CORIGLIANO-ROSSANO – Una notte di ordinaria follia, una spirale di violenza che ha trasformato l’infermeria del carcere di Rossano in un teatro di terrore. Un detenuto, con un piano tanto astuto quanto pericoloso, ha simulato un malessere per essere condotto nell’area sanitaria dell’istituto. Una volta lì, ha scatenato la sua furia, mettendo a ferro e fuoco i locali e aggredendo il personale di Polizia Penitenziaria intervenuto per riportare la calma. L’episodio, reso noto dal Sindacato Autonomo Polizia Penitenziaria (Sappe), solleva ancora una volta il velo sulle condizioni critiche di sicurezza e gestione all’interno degli istituti di pena italiani.

Una Notte di Terrore: La Cronaca dei Fatti

Tutto ha avuto inizio con una richiesta di assistenza medica. Il detenuto, lamentando un malore, è stato accompagnato presso l’ambulatorio del carcere. Giunto a destinazione, però, lo scenario è mutato drasticamente. L’uomo, approfittando del numero esiguo di agenti in servizio durante il turno notturno, ha rivelato le sue vere intenzioni. Armato con un punteruolo e una lametta, armi rudimentali ma letali in un contesto detentivo, ha iniziato a minacciare i presenti e a creare il caos.

Il personale sanitario, colto di sorpresa e terrorizzato, non ha avuto altra scelta se non quella di barricarsi all’interno di una stanza per sfuggire alla violenza dell’uomo. Nel frattempo, i pochi agenti di Polizia Penitenziaria presenti sono intervenuti nel tentativo di contenere la situazione. La reazione del detenuto è stata brutale: alcuni poliziotti sono stati colpiti con calci e pugni, subendo lesioni che hanno richiesto successive cure mediche.

Nonostante l’intervento, l’uomo ha proseguito nella sua azione distruttiva, causando gravi danni ai locali dell’infermeria, distruggendo attrezzature e arredi. La sua furia non si è placata: è riuscito a fare incetta di farmaci, impossessandosi anche di una quantità di metadone, sostanza utilizzata nelle terapie per la dipendenza da oppiacei.

La Denuncia del Sappe: “Situazione Insostenibile”

A denunciare con forza l’accaduto è il Sappe, per voce del segretario generale aggiunto Giovanni Battista Durante e del segretario nazionale Francesco Ciccone. “Dopo ore di pericolo per l’ordine e la sicurezza dell’istituto“, hanno dichiarato in una nota ufficiale, “grazie alla professionalità del personale di polizia presente, seppur destinatario di minacce, insulti e lanci di qualsiasi oggetto, il detenuto è stato riportato alla calma, scongiurando il peggio“.

Tutti gli operatori coinvolti nell’operazione, a causa delle percosse e dello stress subiti, sono stati costretti a recarsi al pronto soccorso dell’ospedale di Corigliano-Rossano per ricevere le cure necessarie.

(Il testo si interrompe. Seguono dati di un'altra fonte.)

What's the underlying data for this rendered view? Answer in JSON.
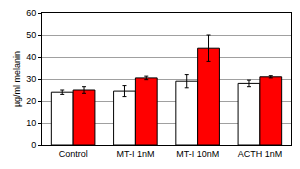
{
  "chart_data": {
    "type": "bar",
    "y_label": "µg/ml melanin",
    "categories": [
      "Control",
      "MT-I 1nM",
      "MT-I 10nM",
      "ACTH 1nM"
    ],
    "series": [
      {
        "color": "#ffffff",
        "values": [
          24,
          24.5,
          29,
          28
        ],
        "errors": [
          1,
          2.5,
          3,
          1.5
        ]
      },
      {
        "color": "#ff0000",
        "values": [
          25,
          30.5,
          44,
          31
        ],
        "errors": [
          1.5,
          0.8,
          6,
          0.5
        ]
      }
    ],
    "ylim": [
      0,
      60
    ],
    "yticks": [
      0,
      10,
      20,
      30,
      40,
      50,
      60
    ],
    "grid": true
  }
}
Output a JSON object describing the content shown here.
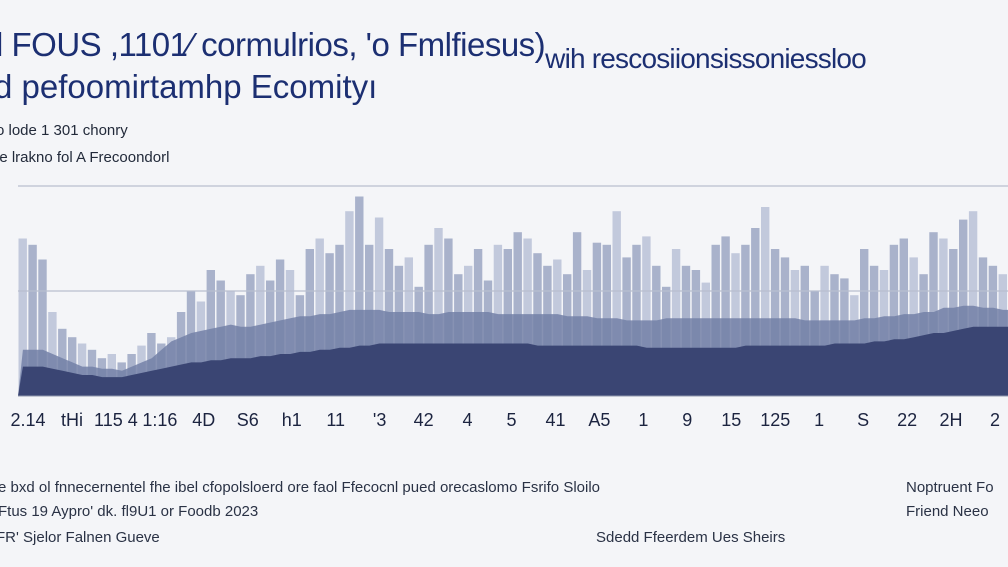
{
  "title": {
    "line1_main": "l FOUS ,1101⁄ cormulrios, 'o Fmlfiesus)",
    "line1_tail": "wih rescosiionsissoniessloo",
    "line2": "d pefoomirtamhp Ecomityı"
  },
  "subtitle": {
    "line1": "o lode 1 301 chonry",
    "line2": "le lrakno fol A Frecoondorl"
  },
  "footer": {
    "left1": "e bxd ol fnnecernentel fhe ibel cfopolsloerd ore faol Ffecocnl pued orecaslomo Fsrifo Sloilo",
    "left2": "Ftus 19 Aypro' dk. fl9U1 or Foodb 2023",
    "left3": "FR' Sjelor Falnen Gueve",
    "center": "Sdedd Ffeerdem Ues Sheirs",
    "right1": "Noptruent Fo",
    "right2": "Friend Neeo"
  },
  "colors": {
    "background": "#f4f5f8",
    "title": "#1c2f72",
    "bars": "#a9b2cb",
    "bars_light": "#c2c9dc",
    "band_mid": "#7380a7",
    "band_dark": "#3a4573",
    "gridline": "#b9bfcf",
    "axis_text": "#1c2440"
  },
  "chart_data": {
    "type": "area",
    "title": "",
    "xlabel": "",
    "ylabel": "",
    "ylim": [
      0,
      100
    ],
    "grid": true,
    "x_tick_labels": [
      "2.14",
      "tHi",
      "115 4",
      "1:16",
      "4D",
      "S6",
      "h1",
      "11",
      "'3",
      "42",
      "4",
      "5",
      "41",
      "A5",
      "1",
      "9",
      "15",
      "125",
      "1",
      "S",
      "22",
      "2H",
      "2"
    ],
    "x": [
      0,
      1,
      2,
      3,
      4,
      5,
      6,
      7,
      8,
      9,
      10,
      11,
      12,
      13,
      14,
      15,
      16,
      17,
      18,
      19,
      20,
      21,
      22,
      23,
      24,
      25,
      26,
      27,
      28,
      29,
      30,
      31,
      32,
      33,
      34,
      35,
      36,
      37,
      38,
      39,
      40,
      41,
      42,
      43,
      44,
      45,
      46,
      47,
      48,
      49,
      50,
      51,
      52,
      53,
      54,
      55,
      56,
      57,
      58,
      59,
      60,
      61,
      62,
      63,
      64,
      65,
      66,
      67,
      68,
      69,
      70,
      71,
      72,
      73,
      74,
      75,
      76,
      77,
      78,
      79,
      80,
      81,
      82,
      83,
      84,
      85,
      86,
      87,
      88,
      89,
      90,
      91,
      92,
      93,
      94,
      95,
      96,
      97,
      98,
      99
    ],
    "series": [
      {
        "values": [
          75,
          72,
          65,
          40,
          32,
          28,
          25,
          22,
          18,
          20,
          16,
          20,
          24,
          30,
          25,
          28,
          40,
          50,
          45,
          60,
          55,
          50,
          48,
          58,
          62,
          55,
          65,
          60,
          48,
          70,
          75,
          68,
          72,
          88,
          95,
          72,
          85,
          70,
          62,
          66,
          52,
          72,
          80,
          75,
          58,
          62,
          70,
          55,
          72,
          70,
          78,
          75,
          68,
          62,
          65,
          58,
          78,
          60,
          73,
          72,
          88,
          66,
          72,
          76,
          62,
          52,
          70,
          62,
          60,
          54,
          72,
          76,
          68,
          72,
          80,
          90,
          70,
          66,
          60,
          62,
          50,
          62,
          58,
          56,
          48,
          70,
          62,
          60,
          72,
          75,
          66,
          58,
          78,
          75,
          70,
          84,
          88,
          66,
          62,
          58
        ]
      },
      {
        "values": [
          22,
          22,
          22,
          20,
          18,
          16,
          14,
          14,
          13,
          13,
          12,
          14,
          16,
          18,
          22,
          26,
          28,
          30,
          31,
          32,
          33,
          34,
          33,
          33,
          34,
          35,
          36,
          37,
          38,
          38,
          39,
          39,
          40,
          41,
          41,
          41,
          41,
          40,
          40,
          40,
          40,
          39,
          39,
          40,
          40,
          40,
          40,
          40,
          39,
          39,
          39,
          39,
          39,
          39,
          39,
          38,
          38,
          38,
          37,
          37,
          37,
          36,
          36,
          36,
          36,
          37,
          37,
          37,
          37,
          37,
          37,
          37,
          37,
          37,
          37,
          37,
          37,
          37,
          37,
          36,
          36,
          36,
          36,
          36,
          36,
          37,
          37,
          38,
          38,
          39,
          39,
          40,
          40,
          42,
          42,
          43,
          43,
          42,
          42,
          41
        ]
      },
      {
        "values": [
          14,
          14,
          14,
          13,
          12,
          11,
          10,
          10,
          9,
          9,
          9,
          10,
          11,
          12,
          13,
          14,
          15,
          16,
          16,
          17,
          17,
          18,
          18,
          18,
          19,
          19,
          20,
          20,
          21,
          21,
          22,
          22,
          23,
          23,
          24,
          24,
          25,
          25,
          25,
          25,
          25,
          25,
          25,
          25,
          25,
          25,
          25,
          25,
          25,
          25,
          25,
          25,
          24,
          24,
          24,
          24,
          24,
          24,
          24,
          24,
          24,
          24,
          24,
          23,
          23,
          23,
          23,
          23,
          23,
          23,
          23,
          23,
          23,
          24,
          24,
          24,
          24,
          24,
          24,
          24,
          24,
          24,
          25,
          25,
          25,
          25,
          26,
          26,
          27,
          27,
          28,
          29,
          30,
          30,
          31,
          32,
          33,
          33,
          33,
          33
        ]
      }
    ]
  }
}
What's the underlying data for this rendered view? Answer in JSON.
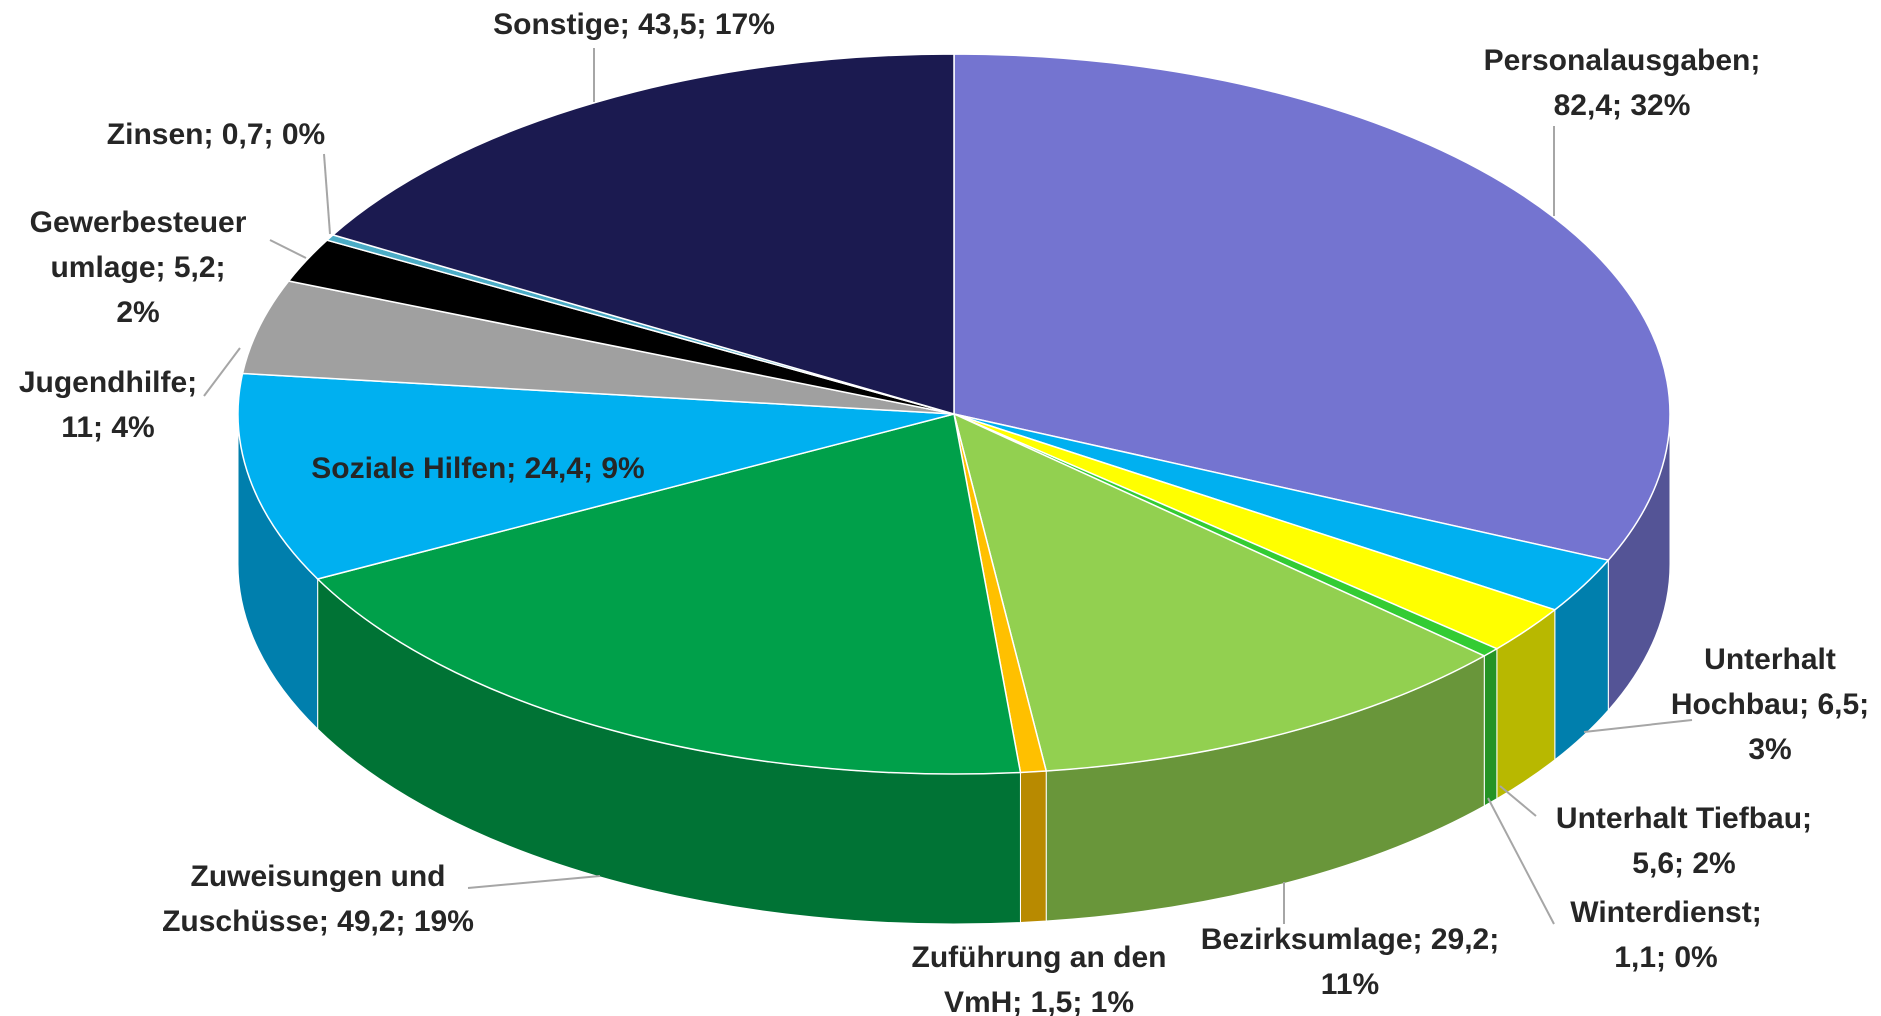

Il sindacato ha inoltre aggiunto un dettaglio inquietante sul profilo del detenuto: già nei giorni precedenti, lo stesso era stato trovato in possesso di droga e di un telefono cellulare, evidenziando una condotta problematica e una falla nei controlli interni.

Un Problema Sistemico: Carenza di Personale e Sicurezza a Rischio

L’episodio di Rossano non è un caso isolato, ma la spia di un malessere profondo che affligge il sistema penitenziario nazionale. Il Sappe sottolinea come la causa principale di queste criticità sia da ricercare nella cronica carenza di organico della Polizia Penitenziaria, costretta a operare in condizioni di costante emergenza e sottodimensionamento.

La gestione di detenuti con particolari profili di pericolosità, spesso affetti da patologie psichiatriche o dipendenze, diventa quasi impossibile con un numero inadeguato di agenti. Questo non solo mette a rischio l’incolumità del personale, ma compromette anche l’efficacia di qualsiasi percorso rieducativo, trasformando le carceri in polveriere pronte a esplodere.

L’evento riaccende il dibattito sulla necessità di interventi urgenti da parte del Dipartimento dell’Amministrazione Penitenziaria e del Governo, per garantire strumenti, risorse e un numero adeguato di agenti in grado di fronteggiare le sfide quotidiane e assicurare la sicurezza all’interno e all’esterno degli istituti di pena.